4. Add in fried bangus and tokwa. Serve hot.
Panfried boneless bangus belly marinated in condensed milk
Preparation Time: 00:03
Cooking Time: 00:03
400 g boneless bangus belly
1 can 301ml condensed milk
1 1/2 tbsp chopped celery
1 sachet 8g MAGGI MAGIC SARAP
black pepper to taste
cooking oil for frying
1. Marinate bangus in condensed milk, celery, MAGGI MAGIC SARAP, and black pepper for at least an hour or over night. Drain.
2. Heat oil and panfry marinated bangus until golden brown.
3.Drain and blot oil with paper towel.
4. Serve with rice and vegetables
Monday, August 24, 2009
The milkfish, (Chanos chanos), is an important food fish in Southeast Asia and is the sole living species in the family Chanidae. (About seven extinct species in five additional genera have been reported.)
Milkfish have a generally symmetrical and streamlined appearance, with a sizable forked caudal fin.
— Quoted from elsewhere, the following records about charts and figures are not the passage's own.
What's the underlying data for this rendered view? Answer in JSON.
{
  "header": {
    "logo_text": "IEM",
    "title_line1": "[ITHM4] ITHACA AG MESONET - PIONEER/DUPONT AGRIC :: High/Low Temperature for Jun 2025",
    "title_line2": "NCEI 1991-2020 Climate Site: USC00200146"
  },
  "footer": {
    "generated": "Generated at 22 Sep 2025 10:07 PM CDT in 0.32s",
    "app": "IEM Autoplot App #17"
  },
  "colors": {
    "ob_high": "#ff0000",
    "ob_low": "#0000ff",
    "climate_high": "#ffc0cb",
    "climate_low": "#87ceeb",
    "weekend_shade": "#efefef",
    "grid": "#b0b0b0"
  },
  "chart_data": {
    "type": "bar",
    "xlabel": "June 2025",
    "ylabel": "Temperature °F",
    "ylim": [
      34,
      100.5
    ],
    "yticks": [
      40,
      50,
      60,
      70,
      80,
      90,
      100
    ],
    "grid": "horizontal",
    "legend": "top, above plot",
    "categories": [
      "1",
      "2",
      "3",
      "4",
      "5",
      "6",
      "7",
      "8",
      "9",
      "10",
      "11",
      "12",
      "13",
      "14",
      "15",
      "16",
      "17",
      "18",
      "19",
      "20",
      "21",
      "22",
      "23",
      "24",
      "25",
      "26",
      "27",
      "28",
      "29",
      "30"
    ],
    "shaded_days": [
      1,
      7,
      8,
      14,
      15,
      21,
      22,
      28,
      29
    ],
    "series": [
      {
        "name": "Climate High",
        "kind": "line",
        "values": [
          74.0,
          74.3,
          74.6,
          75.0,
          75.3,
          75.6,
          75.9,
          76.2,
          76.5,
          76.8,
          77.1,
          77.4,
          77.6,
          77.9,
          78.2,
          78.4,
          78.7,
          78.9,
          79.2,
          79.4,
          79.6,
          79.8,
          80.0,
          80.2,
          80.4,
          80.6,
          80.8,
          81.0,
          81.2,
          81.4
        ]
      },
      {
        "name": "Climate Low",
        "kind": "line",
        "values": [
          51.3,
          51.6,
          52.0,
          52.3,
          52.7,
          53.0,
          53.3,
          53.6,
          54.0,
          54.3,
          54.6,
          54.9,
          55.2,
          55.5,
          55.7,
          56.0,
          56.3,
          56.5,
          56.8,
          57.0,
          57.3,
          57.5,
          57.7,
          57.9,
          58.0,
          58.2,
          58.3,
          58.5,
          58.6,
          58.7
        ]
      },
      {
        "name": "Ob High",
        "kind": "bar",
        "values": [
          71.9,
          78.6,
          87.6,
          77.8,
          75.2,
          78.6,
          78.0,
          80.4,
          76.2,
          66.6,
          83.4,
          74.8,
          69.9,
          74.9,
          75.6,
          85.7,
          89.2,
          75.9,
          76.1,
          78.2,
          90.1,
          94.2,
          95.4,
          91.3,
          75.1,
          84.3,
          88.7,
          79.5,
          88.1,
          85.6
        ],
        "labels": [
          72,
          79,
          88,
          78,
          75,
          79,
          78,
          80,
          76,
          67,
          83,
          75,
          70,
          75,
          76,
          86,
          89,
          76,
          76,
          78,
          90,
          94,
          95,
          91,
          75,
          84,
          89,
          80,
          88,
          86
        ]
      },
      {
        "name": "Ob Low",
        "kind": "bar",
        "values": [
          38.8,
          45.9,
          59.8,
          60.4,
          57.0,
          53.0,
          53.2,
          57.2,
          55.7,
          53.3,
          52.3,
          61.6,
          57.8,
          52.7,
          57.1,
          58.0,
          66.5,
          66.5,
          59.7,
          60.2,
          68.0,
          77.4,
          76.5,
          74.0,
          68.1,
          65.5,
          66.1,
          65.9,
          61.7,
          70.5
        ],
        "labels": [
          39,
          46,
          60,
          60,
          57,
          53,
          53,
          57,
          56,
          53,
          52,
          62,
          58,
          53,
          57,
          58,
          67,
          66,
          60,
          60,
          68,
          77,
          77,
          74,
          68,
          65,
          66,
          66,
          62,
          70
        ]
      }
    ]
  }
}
They can grow to 1.7 m but are most often about 1 meter in length. They have no teeth and generally feed on algae and invertebrates.
They occur in the Indian Ocean and across the Pacific Ocean, tending to school around coasts and islands with reefs. The young fry live at sea for two to three weeks and then migrate to mangrove swamps, estuaries, and sometimes lakes and return to sea to mature sexually and reproduce.
The fry are collected from rivers and raised in ponds where they grow very quickly and are then are sold either fresh, frozen, canned, or smoked.
The milkfish is an unofficial national symbol of the Philippines, where it is called bangus. Because milkfish is notorious for being much bonier than other food fish in the country, deboned milkfish, or "boneless bangus," has become popular in stores and markets.